The drug under examination is Kevzara (sarilumab), a fully-human monoclonal antibody that inhibits the interleukin-6 (IL-6) pathway by binding and blocking the IL-6 receptor.
Kevzara was developed under a collaboration between Regeneron and Sanofi; it was approved in 2017 as a treatment for rheumatoid arthritis.
Developers believe that IL-6 may play a role in the overactive inflammatory response in the lungs of patients who are ill with the coronavirus disease.
Clinical trials will recruit patients hospitalized with severe coronavirus infection, and it is anticipated to include up to 400 participants.
The trials will begin at medical centers in New York, which is considered one of the epicenters of the outbreak in the US, and will expand across 16 sites in the country.

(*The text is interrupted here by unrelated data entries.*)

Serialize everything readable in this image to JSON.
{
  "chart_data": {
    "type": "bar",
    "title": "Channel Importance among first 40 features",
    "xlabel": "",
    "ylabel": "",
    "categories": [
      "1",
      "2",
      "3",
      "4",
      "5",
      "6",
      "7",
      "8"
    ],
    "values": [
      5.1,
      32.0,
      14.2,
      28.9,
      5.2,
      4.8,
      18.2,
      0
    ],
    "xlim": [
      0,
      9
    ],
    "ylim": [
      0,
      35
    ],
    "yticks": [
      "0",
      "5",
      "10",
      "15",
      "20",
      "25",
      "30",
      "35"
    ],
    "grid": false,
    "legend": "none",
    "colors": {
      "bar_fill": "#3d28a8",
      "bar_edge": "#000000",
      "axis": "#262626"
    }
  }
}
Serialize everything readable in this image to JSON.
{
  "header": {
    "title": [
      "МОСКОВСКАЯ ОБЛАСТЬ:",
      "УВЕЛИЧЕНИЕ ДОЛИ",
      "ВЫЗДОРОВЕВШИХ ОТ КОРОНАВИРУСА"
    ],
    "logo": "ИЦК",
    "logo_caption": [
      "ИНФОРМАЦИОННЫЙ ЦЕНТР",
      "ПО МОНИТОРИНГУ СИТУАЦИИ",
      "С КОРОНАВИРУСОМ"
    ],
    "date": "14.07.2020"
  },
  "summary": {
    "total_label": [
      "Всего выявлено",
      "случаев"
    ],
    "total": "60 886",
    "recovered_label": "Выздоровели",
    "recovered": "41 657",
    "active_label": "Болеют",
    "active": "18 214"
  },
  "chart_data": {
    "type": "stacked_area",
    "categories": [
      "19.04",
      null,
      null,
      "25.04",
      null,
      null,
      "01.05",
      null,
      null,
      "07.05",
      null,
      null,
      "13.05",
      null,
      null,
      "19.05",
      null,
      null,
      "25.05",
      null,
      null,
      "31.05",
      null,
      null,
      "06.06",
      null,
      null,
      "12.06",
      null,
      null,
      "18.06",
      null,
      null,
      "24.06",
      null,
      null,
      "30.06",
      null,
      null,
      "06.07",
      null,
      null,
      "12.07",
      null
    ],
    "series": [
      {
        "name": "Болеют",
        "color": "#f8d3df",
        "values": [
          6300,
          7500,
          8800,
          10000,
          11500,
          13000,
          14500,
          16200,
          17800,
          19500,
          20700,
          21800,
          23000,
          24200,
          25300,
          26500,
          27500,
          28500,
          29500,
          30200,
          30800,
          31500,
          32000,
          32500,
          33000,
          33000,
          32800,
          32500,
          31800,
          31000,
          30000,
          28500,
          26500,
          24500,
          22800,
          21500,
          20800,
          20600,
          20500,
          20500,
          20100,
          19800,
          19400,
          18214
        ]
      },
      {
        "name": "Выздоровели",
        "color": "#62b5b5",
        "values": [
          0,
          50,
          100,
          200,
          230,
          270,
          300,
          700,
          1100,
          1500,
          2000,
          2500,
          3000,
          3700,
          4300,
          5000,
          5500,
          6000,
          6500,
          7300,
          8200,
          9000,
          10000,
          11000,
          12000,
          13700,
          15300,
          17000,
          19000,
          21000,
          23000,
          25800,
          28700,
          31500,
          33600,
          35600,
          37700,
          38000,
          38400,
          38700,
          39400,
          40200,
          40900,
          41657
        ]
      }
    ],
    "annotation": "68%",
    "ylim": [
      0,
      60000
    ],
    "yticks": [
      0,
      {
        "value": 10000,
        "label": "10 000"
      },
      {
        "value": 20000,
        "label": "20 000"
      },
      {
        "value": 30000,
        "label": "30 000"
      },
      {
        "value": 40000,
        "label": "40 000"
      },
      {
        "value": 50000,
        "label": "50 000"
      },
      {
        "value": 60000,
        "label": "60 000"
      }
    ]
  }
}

During a second stage of the trials, researchers will evaluate patients’ improvement in longer-term outcomes including preventing death and reducing the need for mechanical ventilation, supplemental oxygen and/or hospitalization.
The expectations for the clinical development project are supported by data from clinical research in China, where patients experienced reduced fevers and need for supplemental oxygen within days of receiving tocilizumab, another IL-6 receptor antibody.
Following these results, China included the use of that IL-6 inhibitor in its treatment guidelines to fight the pandemic.
Concurrently with testing the effectiveness of Kevzara against coronavirus, Regeneron is developing a ‘multi-antibody cocktail’ that could be administered either as a treatment or as prophylaxis before exposure to the coronavirus.
The company said it anticipates taking this development project into human clinical studies by early summer.